Almost immediately, they begin offering food
out of their bodies. They draw liquids and gases
from their machines to present item after item in a system
that fits it all perfectly into the Earth, in reserved holes,
the coal placed in storage via the replenishing mines,
the oil by way of wells, deposited deep into the land.

The creatures watch us give “hides and furs to cover other beings” and see “forests appear almost instantaneously.” Later, they note:

It is possible that, like Venus,
their neighbor, at some point their sphere began turning
backwards on its axis. Time sometimes reverses,
depending on where we are in one universe or another.

This realization that the creatures are witnessing Earth’s destruction backward made the poem chilling on a second read as I reversed images, knowing now that when “one hand / or another gather the debris” the ocean is filling with garbage, and when the beings think we “forecast the world using art,” artists are only lamenting what we’ve lost.

In contrast to the ethereal galaxy imagery are scenes from pandemic life, which I read eagerly for Thiel’s ability to find rhythm and beauty in the quotidian. “High Noon at the Remote Corral” unloads a cacophony of pandemic confusion:

while across the house, the bari sax making it clear that this homestead
is not big enough for dueling instruments, though we never realized
how far even the little flute carries in these competing classes,
and now another blue screen of death, the crashing websites not scalable
enough for this scale of new users, as the noon hour looms

The poem unfolds in one long sentence of competing tasks. We see the ineffectiveness of online education: “another child left behind in the tunnel (or is it a collapsing mineshaft) / between the meet and the breakout room.” The children’s activities echo through the home: “when I do unmute, there is usually / a trumpet, sax, clarinet, flute, piano, or one nearly appropriate curse.” This and other parenting poems serve as sharp commentary on and documentary of the instability of pandemic life for families. I anticipate “High Noon” will be a poem readers return to for years to come.

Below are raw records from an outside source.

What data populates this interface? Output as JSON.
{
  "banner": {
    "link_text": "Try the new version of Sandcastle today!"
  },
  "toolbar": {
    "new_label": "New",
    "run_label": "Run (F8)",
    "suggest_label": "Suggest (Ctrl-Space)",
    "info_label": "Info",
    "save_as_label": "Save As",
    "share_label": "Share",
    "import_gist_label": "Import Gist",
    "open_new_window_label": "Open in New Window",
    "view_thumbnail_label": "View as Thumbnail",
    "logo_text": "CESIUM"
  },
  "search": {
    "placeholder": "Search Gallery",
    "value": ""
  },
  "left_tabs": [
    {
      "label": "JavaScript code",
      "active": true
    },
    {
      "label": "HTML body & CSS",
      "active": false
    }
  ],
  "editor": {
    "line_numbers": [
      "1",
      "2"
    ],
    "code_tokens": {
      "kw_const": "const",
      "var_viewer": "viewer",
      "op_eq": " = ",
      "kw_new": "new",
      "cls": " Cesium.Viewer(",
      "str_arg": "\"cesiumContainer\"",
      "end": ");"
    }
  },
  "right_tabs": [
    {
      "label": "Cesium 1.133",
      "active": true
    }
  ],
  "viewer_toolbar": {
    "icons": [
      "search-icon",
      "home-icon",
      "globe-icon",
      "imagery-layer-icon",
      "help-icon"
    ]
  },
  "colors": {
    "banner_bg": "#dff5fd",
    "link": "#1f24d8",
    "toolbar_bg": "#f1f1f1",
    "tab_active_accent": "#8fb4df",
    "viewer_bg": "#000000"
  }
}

Questions sends the message that to appreciate our world and cope within it we have to adopt an outsider’s gaze. The extraterrestrials’ view early in the collection comes full circle in many later poems, where we meet young people dreaming toward better futures. Refugee children from Syria draw their someday homes in “Library of Veria, Greece.” In “Planting Cape Florida, Key Biscayne,” students plant “native sea oats, the sea grapes / and gumbo limbo” in the aftermath of Hurricane Andrew. In “Questions from Four Dimensions,” children ask, “How far is outer space?” and “Are we real?” and “Where is time, and how do we run out of it?” We hear in these voices the questions we need to ask ourselves.

I’ve been unable to stop thinking about many of the stories told in these poems: of children who don’t stray outside a circle their parents draw in the sand; of stepping delicately over accumulated trauma like objects hoarded in a home; of, in “Letters from La Paz,” a boy in a parade, wearing “the body / of a condor hollowed out to costume.” These stories question what it means to be constrained by—but ready to burst beyond the limits of—time, place, and imagination. Many of Thiel’s poems invite readers to think deeply about protecting our planet, and just as many invite us to daydream, adopt a child’s or alien’s view, and flit away on a bird’s wing.